Federate IAM LDAP with Keycloak
- Add LDAP under User Federation
- Provide the LDAP details as shown below. The values would correspond to the values provided in IAM LDAP configuration.
- Click save and open this LDAP configuration in Keycloak.
- Go to the Mappers section.
- Edit first name attribute as shown below, by providing the LDAP attribute as givenName instead of cn. Save the update.
- Similarly ensure that the last name attribute is mapped to sn attribute in LDAP.
- Synchronize all users by selecting the option in the LDAP configuration. Please note that this was tested against an LDAP with a few entries, without SSL. Additional configuration may be required in Keycloak to handle federation of large LDAP directories.
- If the synchronization was successful, in the Users section in Keycloak, a set of users pulled from LDAP would display as shown.
Testing the SAML SSO Flow in CP4BA
We can test the end-to-end login flow within CP4BA as described below. The user tries to access the Business Automation Studio URL.
- Before we can allow a user to be logged in through Keycloak SSO and be able to work with CP4BA, the user needs to be “onboarded” into Zen.

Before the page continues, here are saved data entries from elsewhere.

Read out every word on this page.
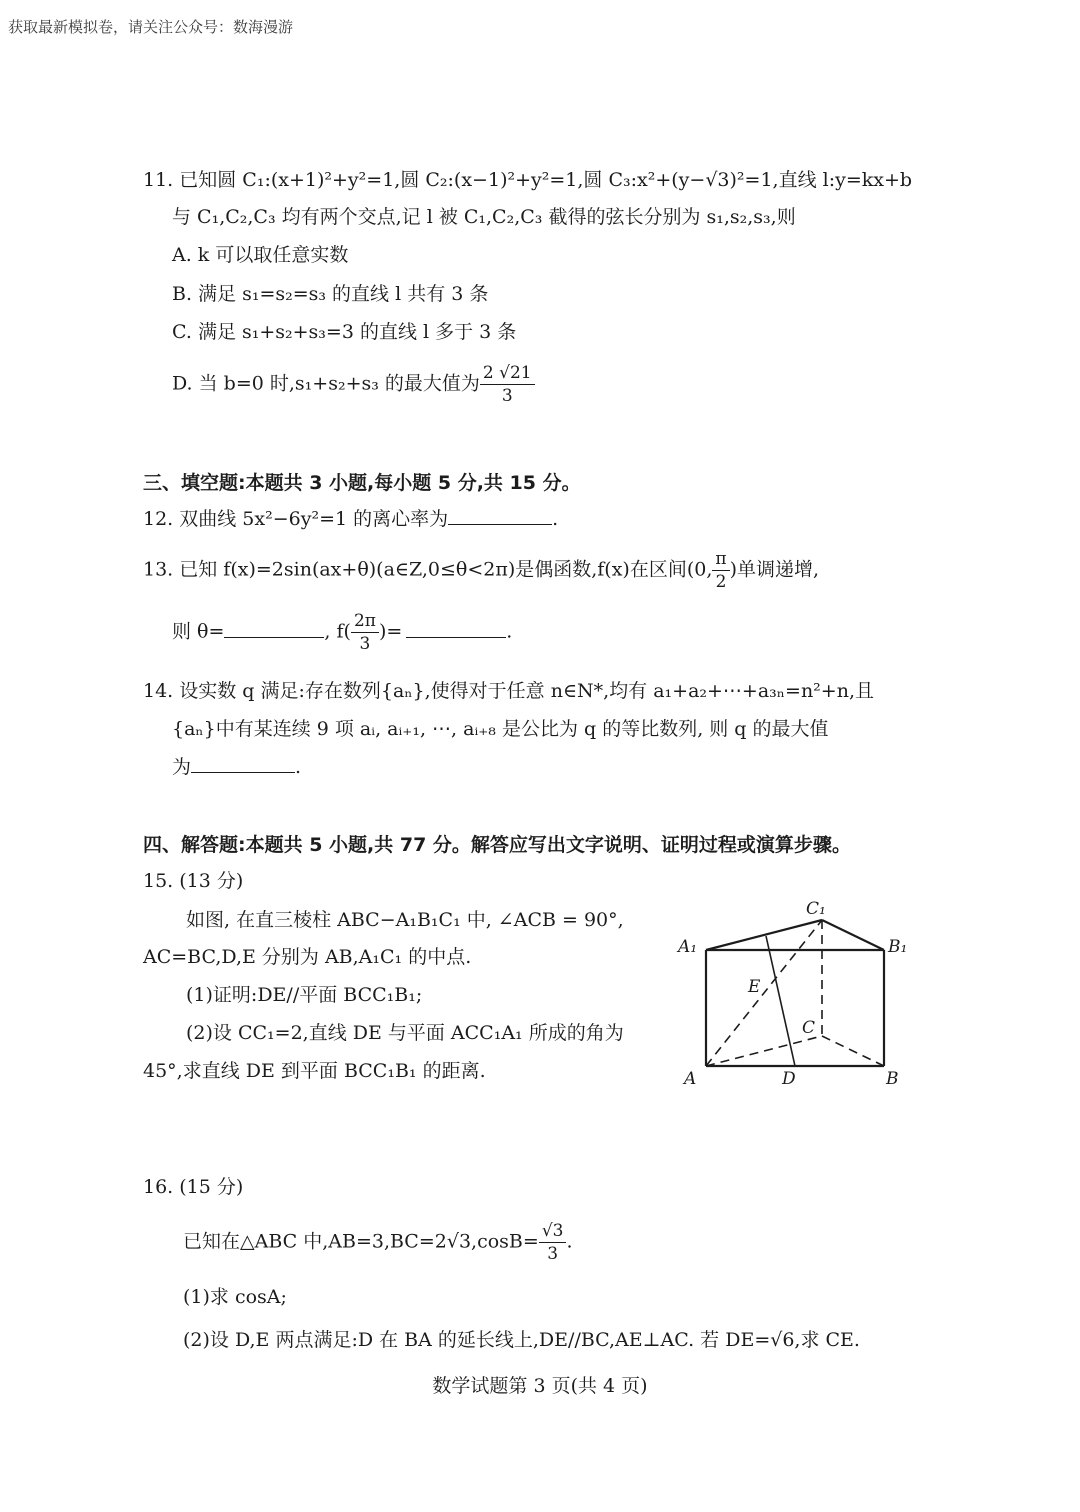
获取最新模拟卷，请关注公众号：数海漫游
11. 已知圆 C₁:(x+1)²+y²=1,圆 C₂:(x−1)²+y²=1,圆 C₃:x²+(y−√3)²=1,直线 l:y=kx+b
与 C₁,C₂,C₃ 均有两个交点,记 l 被 C₁,C₂,C₃ 截得的弦长分别为 s₁,s₂,s₃,则
A. k 可以取任意实数
B. 满足 s₁=s₂=s₃ 的直线 l 共有 3 条
C. 满足 s₁+s₂+s₃=3 的直线 l 多于 3 条
D. 当 b=0 时,s₁+s₂+s₃ 的最大值为 $\frac{2 √21}{3}$
三、填空题:本题共 3 小题,每小题 5 分,共 15 分。
12. 双曲线 5x²−6y²=1 的离心率为	.
13. 已知 f(x)=2sin(ax+θ)(a∈Z,0≤θ<2π)是偶函数,f(x)在区间(0, $\frac{\pi}{2}$ )单调递增,
则 θ=	, $f( \frac{2\pi}{3}$ )=	.
14. 设实数 q 满足:存在数列{aₙ},使得对于任意 n∈N*,均有 a₁+a₂+⋯+a₃ₙ=n²+n,且
{aₙ}中有某连续 9 项 aᵢ, aᵢ₊₁, ⋯, aᵢ₊₈ 是公比为 q 的等比数列, 则 q 的最大值
为	.
四、解答题:本题共 5 小题,共 77 分。解答应写出文字说明、证明过程或演算步骤。
15. (13 分)
如图, 在直三棱柱 ABC−A₁B₁C₁ 中, ∠ACB = 90°,
AC=BC,D,E 分别为 AB,A₁C₁ 的中点.
(1)证明:DE//平面 BCC₁B₁;
(2)设 CC₁=2,直线 DE 与平面 ACC₁A₁ 所成的角为
45°,求直线 DE 到平面 BCC₁B₁ 的距离.
C₁
A₁	B₁
E
C
A	D	B
16. (15 分)
已知在△ABC 中$,AB=3,BC=2√3,\cos B= \frac{√3}{3}$ .
(1)求 cosA;
(2)设 D,E 两点满足:D 在 BA 的延长线上,DE//BC,AE⊥AC. 若 DE=√6,求 CE.
数学试题第 3 页(共 4 页)
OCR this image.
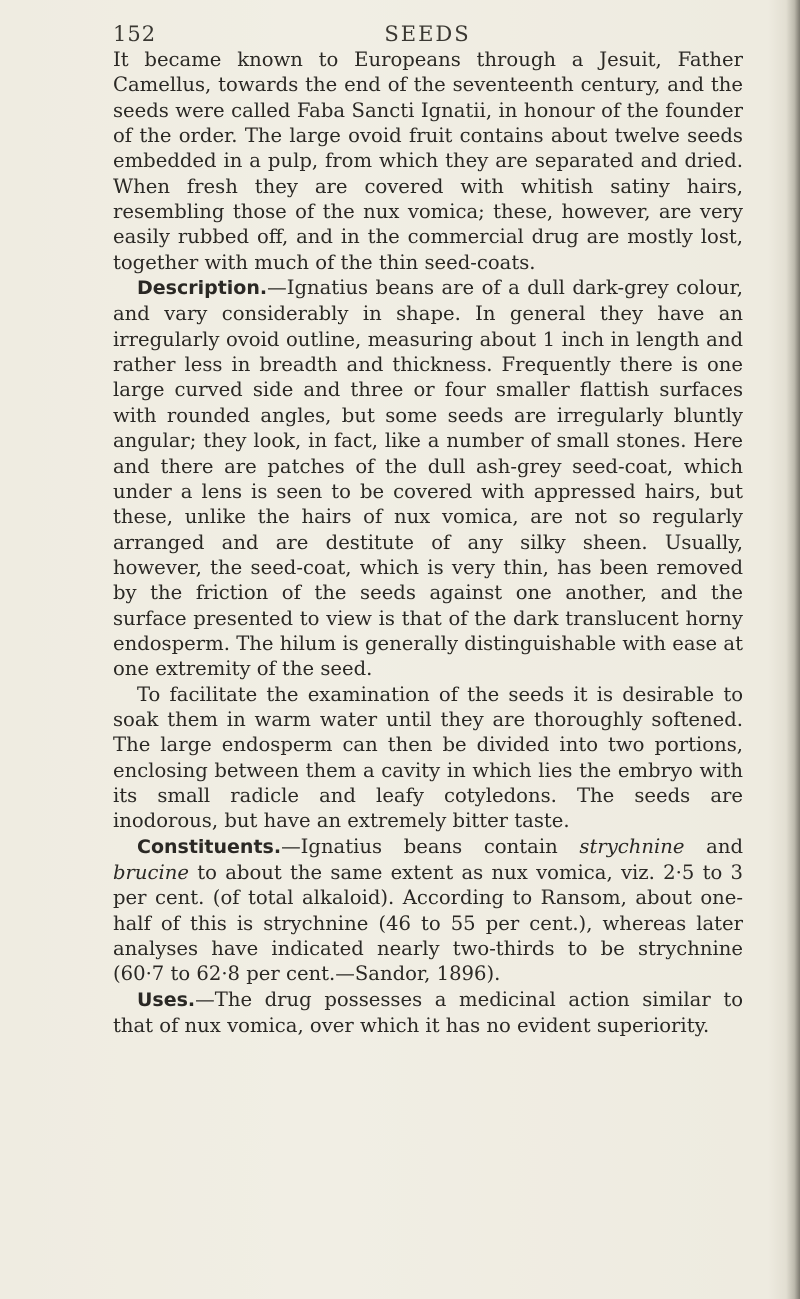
152	SEEDS

It became known to Europeans through a Jesuit, Father Camellus, towards the end of the seventeenth century, and the seeds were called Faba Sancti Ignatii, in honour of the founder of the order. The large ovoid fruit contains about twelve seeds embedded in a pulp, from which they are separated and dried. When fresh they are covered with whitish satiny hairs, resembling those of the nux vomica; these, however, are very easily rubbed off, and in the commercial drug are mostly lost, together with much of the thin seed-coats.

Description.—Ignatius beans are of a dull dark-grey colour, and vary considerably in shape. In general they have an irregularly ovoid outline, measuring about 1 inch in length and rather less in breadth and thickness. Frequently there is one large curved side and three or four smaller flattish surfaces with rounded angles, but some seeds are irregularly bluntly angular; they look, in fact, like a number of small stones. Here and there are patches of the dull ash-grey seed-coat, which under a lens is seen to be covered with appressed hairs, but these, unlike the hairs of nux vomica, are not so regularly arranged and are destitute of any silky sheen. Usually, however, the seed-coat, which is very thin, has been removed by the friction of the seeds against one another, and the surface presented to view is that of the dark translucent horny endosperm. The hilum is generally distinguishable with ease at one extremity of the seed.

To facilitate the examination of the seeds it is desirable to soak them in warm water until they are thoroughly softened. The large endosperm can then be divided into two portions, enclosing between them a cavity in which lies the embryo with its small radicle and leafy cotyledons. The seeds are inodorous, but have an extremely bitter taste.

Constituents.—Ignatius beans contain strychnine and brucine to about the same extent as nux vomica, viz. 2·5 to 3 per cent. (of total alkaloid). According to Ransom, about one-half of this is strychnine (46 to 55 per cent.), whereas later analyses have indicated nearly two-thirds to be strychnine (60·7 to 62·8 per cent.—Sandor, 1896).

Uses.—The drug possesses a medicinal action similar to that of nux vomica, over which it has no evident superiority.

- As the platform administrator, access the Zen main page at https://cpd-{namespace}.{my-clusters-url-suffix}/zen/#/homepage.
- From the left-hand side navigator, choose Administration > Access control:
- Add the user(s) and assign the required roles to the user.
- The onboarded user, can now login to CP4BA Business Automation Studio, with the URL provided in the icp4adeploy-cp4ba-access-info ConfigMap
- In the login screen, select Enterprise SAML for login.
- Select oidc in the Keycloack login screen. oidc is the name of the identity provider corresponding to w3id, and configured in a preceding step.
- Keycloak will re-direct your browser to the w3id (or your enterprise SSO provider’s login screen)
- If successfully logged in, the user will be redirected back to CP4BA UI. Please note that if the user is not onboarded to Zen, after login the user will not be able to perform any actions, i.e. the user remains unauthorized.